Song by Pink Floyd

from the album Soundtrack from the Film More
- Released: 13 June 1969
- Recorded: March 1969
- Genre: Psychedelic folk; space rock; ambient;
- Length: 5:18
- Label: EMI Columbia (UK); Tower (US);
- Songwriter: Roger Waters
- Producer: Pink Floyd

= Cirrus Minor (song) =

"Cirrus Minor" is a song written and performed by Pink Floyd. It is the first track on their 1969 album Soundtrack from the Film More. The song would later be released on the compilation album Relics.

==Writing and recording==
The song is 5 minutes 18 seconds long. It was written by Roger Waters and performed by David Gilmour on vocals and guitar and Rick Wright on organ. The song has a hallucinogenic, pastoral quality, with prominent organ and bird sound effects, like those later that year featured on the Ummagumma track "Grantchester Meadows". It was also included on Pink Floyd's compilation album Relics. The song features no drums. The Hammond and Farfisa organ coda is similar to that found on the "Celestial Voices" section of "A Saucerful of Secrets". While the Hammond provides a stately foundation with an Em-Bm-D-A-G-D-B sequence, about 1/4 way into the coda Wright introduces the Farfisa which, run through a Binson Echorec platter echo, produces the swirly, trembly, echoey sound that hovers over the Hammond.

The opening birdsong is from a 1961 recording entitled "Dawn Chorus" and the single bird featured over the organ part is a nightingale also from 1961. Both featured on an His Master's Voice sound effects single (together with a recording of owls) but presumably the band just borrowed the originals from the EMI sound effects library as EMI owned His Master's Voice.

==Music==
"Cirrus Minor" has an unusual chord sequence:
E minor, E flat augmented, G major, C♯ minor 7, C major 7, C minor 7 and B 7. The chords are built around the chromatically descending bass line.

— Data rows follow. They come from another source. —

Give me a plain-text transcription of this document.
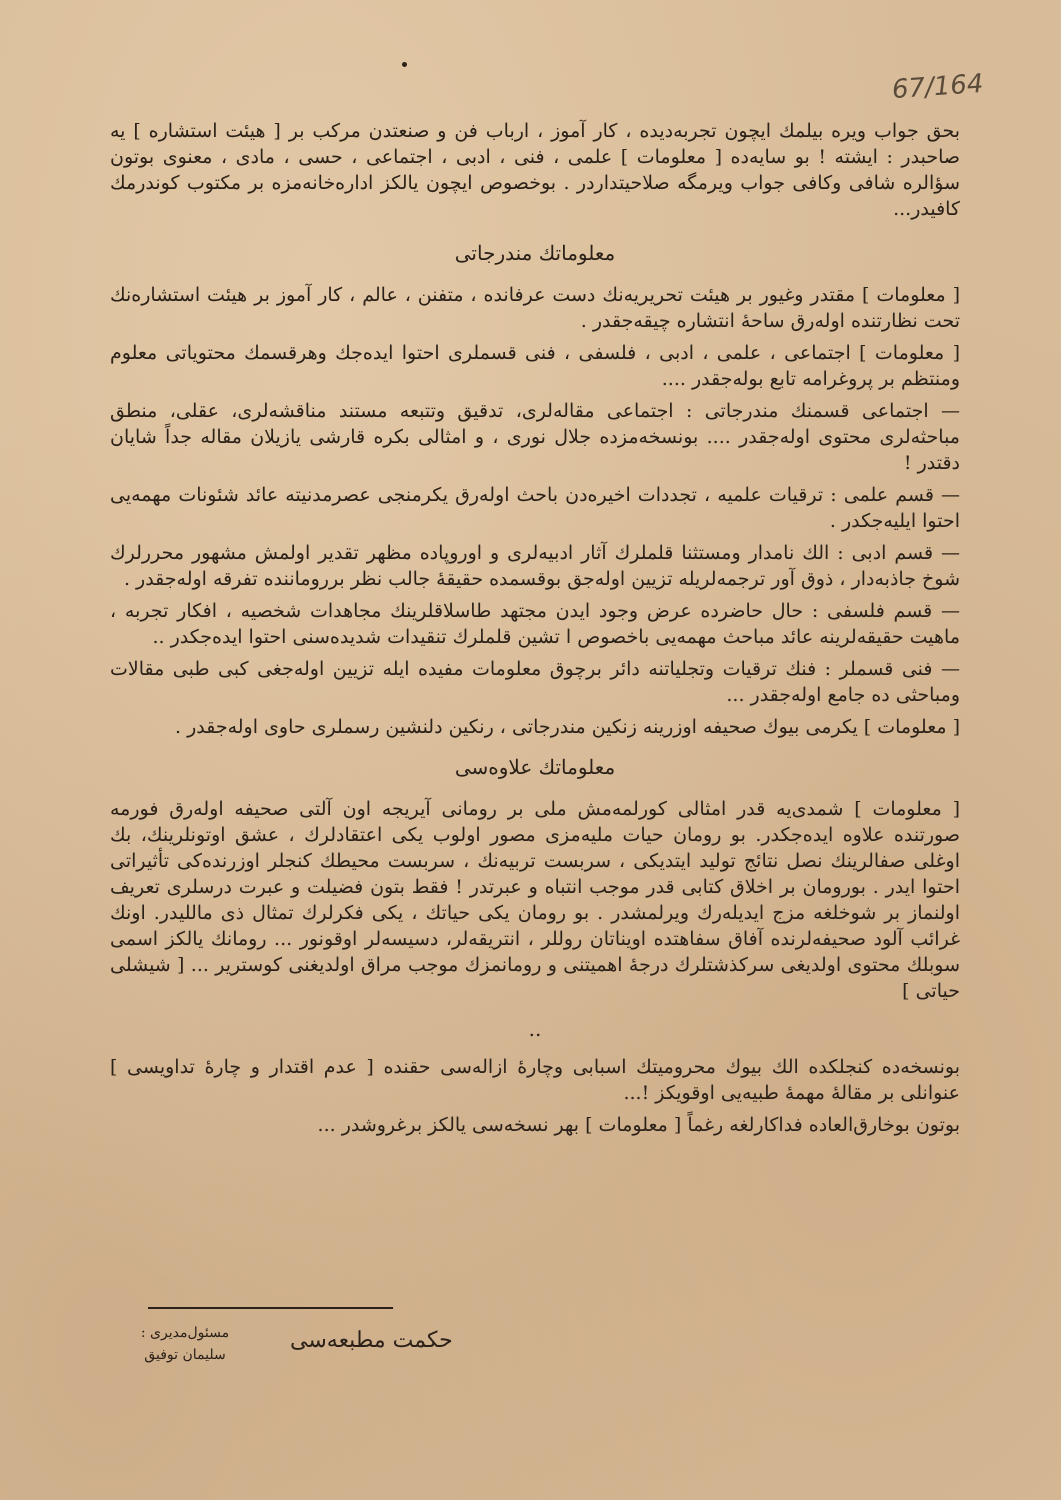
67/164

بحق جواب ویره بیلمك ایچون تجربه‌دیده ، کار آموز ، ارباب فن و صنعتدن مرکب بر [ هیئت استشاره ] یه صاحبدر : ایشته ! بو سایه‌ده [ معلومات ] علمی ، فنی ، ادبی ، اجتماعی ، حسی ، مادی ، معنوی بوتون سؤالره شافی وکافی جواب ویرمگه صلاحیتداردر . بوخصوص ایچون یالکز اداره‌خانه‌مزه بر مکتوب کوندرمك کافیدر...

معلوماتك مندرجاتی

[ معلومات ] مقتدر وغیور بر هیئت تحریریه‌نك دست عرفانده ، متفنن ، عالم ، کار آموز بر هیئت استشاره‌نك تحت نظارتنده اوله‌رق ساحهٔ انتشاره چیقه‌جقدر .

[ معلومات ] اجتماعی ، علمی ، ادبی ، فلسفی ، فنی قسملری احتوا ایده‌جك وهرقسمك محتویاتی معلوم ومنتظم بر پروغرامه تابع بوله‌جقدر ....

— اجتماعی قسمنك مندرجاتی : اجتماعی مقاله‌لری، تدقیق وتتبعه مستند مناقشه‌لری، عقلی، منطق مباحثه‌لری محتوی اوله‌جقدر .... بونسخه‌مزده جلال نوری ، و امثالی بکره قارشی یازیلان مقاله جداً شایان دقتدر !

— قسم علمی : ترقیات علمیه ، تجددات اخیره‌دن باحث اوله‌رق یکرمنجی عصرمدنیته عائد شئونات مهمه‌یی احتوا ایلیه‌جکدر .

— قسم ادبی : الك نامدار ومستثنا قلملرك آثار ادبیه‌لری و اوروپاده مظهر تقدیر اولمش مشهور محررلرك شوخ جاذبه‌دار ، ذوق آور ترجمه‌لریله تزیین اوله‌جق بوقسمده حقیقهٔ جالب نظر برروماننده تفرقه اوله‌جقدر .

— قسم فلسفی : حال حاضرده عرض وجود ایدن مجتهد طاسلاقلرینك مجاهدات شخصیه ، افکار تجربه ، ماهیت حقیقه‌لرینه عائد مباحث مهمه‌یی باخصوص ا تشین قلملرك تنقیدات شدیده‌سنی احتوا ایده‌جکدر ..

— فنی قسملر : فنك ترقیات وتجلیاتنه دائر برچوق معلومات مفیده ایله تزیین اوله‌جغی کبی طبی مقالات ومباحثی ده جامع اوله‌جقدر ...

[ معلومات ] یکرمی بیوك صحیفه اوزرینه زنکین مندرجاتی ، رنکین دلنشین رسملری حاوی اوله‌جقدر .

معلوماتك علاوه‌سی

[ معلومات ] شمدی‌یه قدر امثالی کورلمه‌مش ملی بر رومانی آیریجه اون آلتی صحیفه اوله‌رق فورمه صورتنده علاوه ایده‌جکدر. بو رومان حیات ملیه‌مزی مصور اولوب یکی اعتقادلرك ، عشق اوتونلرینك، بك اوغلی صفالرینك نصل نتائج تولید ایتدیکی ، سربست تربیه‌نك ، سربست محیطك کنجلر اوزرنده‌کی تأثیراتی احتوا ایدر . بورومان بر اخلاق کتابی قدر موجب انتباه و عبرتدر ! فقط بتون فضیلت و عبرت درسلری تعریف اولنماز بر شوخلغه مزج ایدیله‌رك ویرلمشدر . بو رومان یکی حیاتك ، یکی فکرلرك تمثال ذی ماللیدر. اونك غرائب آلود صحیفه‌لرنده آفاق سفاهتده اویناتان روللر ، انتریقه‌لر، دسیسه‌لر اوقونور ... رومانك یالکز اسمی سوبلك محتوی اولدیغی سرکذشتلرك درجهٔ اهمیتنی و رومانمزك موجب مراق اولدیغنی کوستریر ... [ شیشلی حیاتی ]

..

بونسخه‌ده کنجلکده الك بیوك محرومیتك اسبابی وچارهٔ ازاله‌سی حقنده [ عدم اقتدار و چارهٔ تداویسی ] عنوانلی بر مقالهٔ مهمهٔ طبیه‌یی اوقویکز !...

بوتون بوخارق‌العاده فداکارلغه رغماً [ معلومات ] بهر نسخه‌سی یالکز برغروشدر ...

حکمت مطبعه‌سی
مسئول‌مدیری :
سلیمان توفیق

The B 7, C major 7 and G major chords are the only chords which fit into the functional context of the E minor key. This chord sequence gives the song a surreal atmosphere.

==Personnel==
- David Gilmour – acoustic guitar, double-tracked vocals
- Richard Wright – Farfisa organ, Hammond organ
- Roger Waters – bass (at the end of the song), birdsong effects

==Covers==
"Cirrus Minor" was covered by the French artist Étienne Daho on his 2007 album, Be My Guest Tonight.